Not one day into his presidency, Joe Biden showed his colors vis-a-vis our strongest and most faithful ally, the United Kingdom — our mother country, military partner, the source of our government, laws and dedication to freedom.

He follows in the footsteps of Barack Obama who, in 2009 removed from the Oval Office, a Churchill bust loaned as a symbol of British solidarity with the U.S. following the Sept. 11, 2001 terrorist attacks. This is a worrying hint of the tone of the new president’s foreign policy.

The legacy of Churchill and the spirit of the statue’s gift counted as nothing to Mr. Obama, and apparently to Mr. Biden too. By contrast, President Trump immediately restored Churchill to the Oval Office, giving the great Anglo-American hero, who stood so defiantly against tyranny, not to mention the nation he led, the respect he deserves. 

Few bilateral relationships are as important for world stability as the British-American partnership and few nations know us as well as our greatest ally. It therefore is significant to heed their assessment of our new leadership turnover. Many of Britain’s influential voices remain unconvinced of Mr. Biden’s ability to unite America and make our country — and the world — safer and more prosperous. Moreover, there is a collective narrative swirling in the U.K. that Mr. Biden — in stark contrast to Mr. Trump — will be antagonistic toward the time-tested “special relationship.”
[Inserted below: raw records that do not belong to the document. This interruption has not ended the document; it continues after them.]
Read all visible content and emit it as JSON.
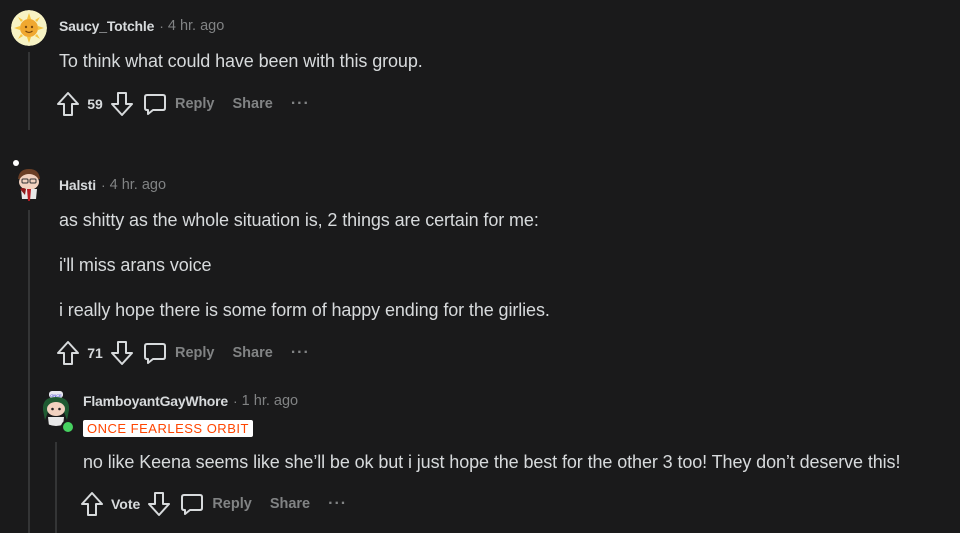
{
  "comments": [
    {
      "username": "Saucy_Totchle",
      "time": "4 hr. ago",
      "body": [
        "To think what could have been with this group."
      ],
      "score": "59",
      "reply_label": "Reply",
      "share_label": "Share",
      "more_label": "···",
      "avatar": "sun-avatar"
    },
    {
      "username": "Halsti",
      "time": "4 hr. ago",
      "body": [
        "as shitty as the whole situation is, 2 things are certain for me:",
        "i'll miss arans voice",
        "i really hope there is some form of happy ending for the girlies."
      ],
      "score": "71",
      "reply_label": "Reply",
      "share_label": "Share",
      "more_label": "···",
      "avatar": "snoo-avatar-scarf"
    },
    {
      "username": "FlamboyantGayWhore",
      "time": "1 hr. ago",
      "flair": "ONCE FEARLESS ORBIT",
      "body": [
        "no like Keena seems like she’ll be ok but i just hope the best for the other 3 too! They don’t deserve this!"
      ],
      "score": "Vote",
      "reply_label": "Reply",
      "share_label": "Share",
      "more_label": "···",
      "online": true,
      "avatar": "snoo-avatar-green-hair"
    }
  ],
  "colors": {
    "background": "#1a1a1b",
    "text": "#d7dadc",
    "muted": "#818384",
    "thread_line": "#343536",
    "flair_text": "#ff4500",
    "flair_bg": "#ffffff",
    "online": "#46d160"
  },
  "separator": "·"
}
Janet Daley, writing in The Telegraph, aptly wonders: “Is Joe Biden really capable of uniting America?” She wonders if Mr. Biden’s focus on identity politics, amply demonstrated by his Cabinet appointee nominations, isn’t somehow at odds with the common man and “the old blue collar class whose jobs and industries had gone abroad and whose lives and hopes were devastated … who believed themselves to have been abandoned by mainstream politics and by the Democratic party which was once their champion.”

In the same publication, former U.K. Ambassador to the United States, Kim Daroch reflects on the challenges inherent in Mr. Biden’s pledge to unite. “Democrats have alienated small-town America, whether through Obama in 2008 describing their inhabitants as ‘clinging to guns and religion and antipathy to people who aren’t like them’, or Hillary Clinton’s ‘basket of deplorables.’” 

Moreover, many Brits rightfully wonder if Mr. Biden’s deeply held Irish-rooted political persona portend an anti-British bias. This view is supported in his microagressions as when he brushed off an interview request by a BBC reporter with a dismissive, “I am Irish.” 

So too, apparently ignorant or unfazed by the enormous significance of our closest ally’s regaining its sovereign decision-making authority through Brexit, Mr. Biden expressed on the campaign trail only a warning that any future U.S.-U.K. trade deal on his watch must respect the Irish border issues and the Good Friday Agreement.  

British journalist and leading Middle East analyst Melanie Phillips is expressing deep concern over Mr. Biden’s Middle East policy, especially his hellbent determination to rejoin the 2015 Iran Nuclear Accord from which President Trump sensibly withdrew. 

Ms. Phillips notes that even before his inauguration, Mr. Biden launched talks with Iran about lifting the sanctions that enabled Tehran to “increase its dominance of the region, repress its own people still further, and continue its sponsorship of international terrorism and promote attacks upon Israel in pursuit of its genocidal aim of wiping it off the map.”

Furthermore, Ms. Phillips laments the exchange of Mr. Trump for Mr. Biden. After all, she advocates, “It was only because Trump turned the United States instead into the regional strong horse, putting American muscle behind the attempt to crush the regime, that the Arabs pivoted towards America and Israel, whose own strength in daringly picking off Iranian assets was repeatedly on display.”

Between alienating our strongest global alliance, that with the U.K., imperiling the Middle East’s lone democracy and critical U.S. defense partner, Israel, and rewarding haters of the West such as Iran, Mr. Biden risks taking us back to the Obama days of American emasculation when redlines were meaningless, ISIS murdered unchecked, and the U.K.’s status to America was “back of the queue.”

Moving the Churchill bust is the latest example of Mr. Biden and his supporters attempting to cancel one of the West’s greatest heroes. It is tangible evidence that our new dark winter of Biden leadership, like its Obama predecessor, portends great challenges for the safety, prosperity and stability of our great nation, our allies, and the world. 

Ironic then, that Mr. Biden has removed the bust of he who said, “To each there comes in their lifetime a special moment when they are figuratively tapped on the shoulder and offered the chance to do a very special thing, unique to them and fitted to their talents. What a tragedy if that moment finds them unprepared or unqualified for that which could have been their finest hour.”

• Lee Cohen, a fellow of the U.K.’s Bow Group and the Danube Institute, was adviser on Great Britain to the U.S. House of Representatives Foreign Affairs Committee and founded the Congressional United Kingdom Caucus.